I run a C# process (service) on a server responsible for parsing HTML pages continuously. It relies on HTMLAgilityPack. The symptom is that it becomes slower and slower as time goes by.
When I start the process, it handles n pages/s. After a a few hours, the speed goes down to around n/2 pages/s. It can go down to n/10 after a few days. The phenomenon has been observed many times and is rather deterministic. Anytime the process is restarted things are back to normal.
Very importantly: I can run other calculations in the same process and they are not slowed down: I can reach 100% CPU with anything I want at any time. The process itself is not slow. Only HTML parsing slows down.
I could reproduce it with minimal code (actually the behaviour in the original service is a bit more extreme but still this piece of code reproduces the behaviour):
public static void Main(string[] args) {
string url = "https://en.wikipedia.org/wiki/History_of_Texas_A%26M_University";
string html = new HtmlWeb().Load(url).DocumentNode.OuterHtml;
while (true) {
//Processing
Stopwatch sw = new Stopwatch();
sw.Start();
Parallel.For(0, 10000, i => new HtmlDocument().LoadHtml(html));
sw.Stop();
//Logging
using(var writer = File.AppendText("c:\\parsing.log")) {
string text = DateTime.Now.ToString() + ";" + (int) sw.Elapsed.TotalSeconds;
writer.WriteLine(text);
Console.WriteLine(text);
}
}
}
With this minimal code, this displays the speed (pages per second) as a function of the numbers of hours elapsed since the process was started:
Every obvious causes have been ruled out:
It could be something about RAM and memory allocation. I know that HTMLAgilityPack makes a lot of small object memory allocation (HTML nodes and strings). It is clear memory allocation and multi-threading do not work well together. But I don't understand how the process can become slower and slower.
Do you know of anything about the CLR or Windows that could be causing some RAM intensive (many allocations) processing to become slower and slower? Like for example penalizing threads doing memory allocations in a certain way?
I have noticed similar behaviour using the HTMLAgilityPack.
I have found that when one yield's data it starts to space leak local variables on the compiler generated classes that start to cause problems. As no code is available, here's my First Aid kit.
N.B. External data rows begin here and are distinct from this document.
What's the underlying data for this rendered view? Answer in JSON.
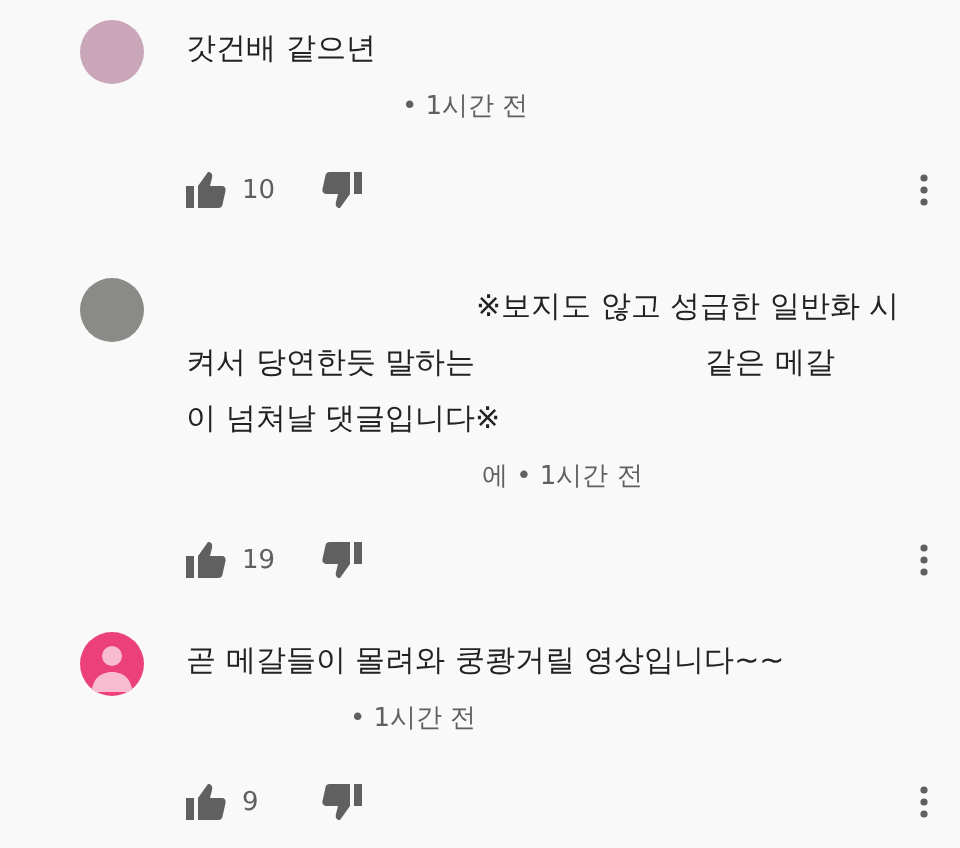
{
  "comments": [
    {
      "avatar": {
        "kind": "image"
      },
      "body": [
        [
          "갓건배 같으년"
        ]
      ],
      "meta": "• 1시간 전",
      "likes": "10"
    },
    {
      "avatar": {
        "kind": "photo"
      },
      "body": [
        [
          "※보지도 않고 성급한 일반화 시"
        ],
        [
          "켜서 당연한듯 말하는",
          "같은 메갈"
        ],
        [
          "이 넘쳐날 댓글입니다※"
        ]
      ],
      "meta": "에 • 1시간 전",
      "likes": "19"
    },
    {
      "avatar": {
        "kind": "default"
      },
      "body": [
        [
          "곧 메갈들이 몰려와 쿵쾅거릴 영상입니다~~"
        ]
      ],
      "meta": "• 1시간 전",
      "likes": "9"
    }
  ]
}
The worst thing of HTMLAgility is that it fragments that ends up being a real issue
I am quite sure that when you start to consider the scope of your HTML fragments you will find that things will start going well. Have a look at your execution using WinDbg in SOS and make a dump of your memory and have a look.
How to do that.
then load the execution in your memory by entering
.loadby sos clr
then enter
!dumpheap -stat
You'd then get the memory items allocated in your application with the memory address and the size grouped by type and sorted from low header to high header you will see something like System.String[] with a massive number in front of it, that's the stuff you would like to investigate first.
Now to see who has that you can type
!dumpheap -mt <heap address>
And you will see the addresses that are using that memory table (MT) and the size of ram it uses.
Now it becomes interesting, rather than you going through x100 lines of code you type
!gcroot <address>
what it will print is the file and line of code that allocated the memory, the compiler generated class and the variable causing you grief as well as the bytes it holds.
This is what one could call "production debugging" and works if you have access to the server, which I guess you have.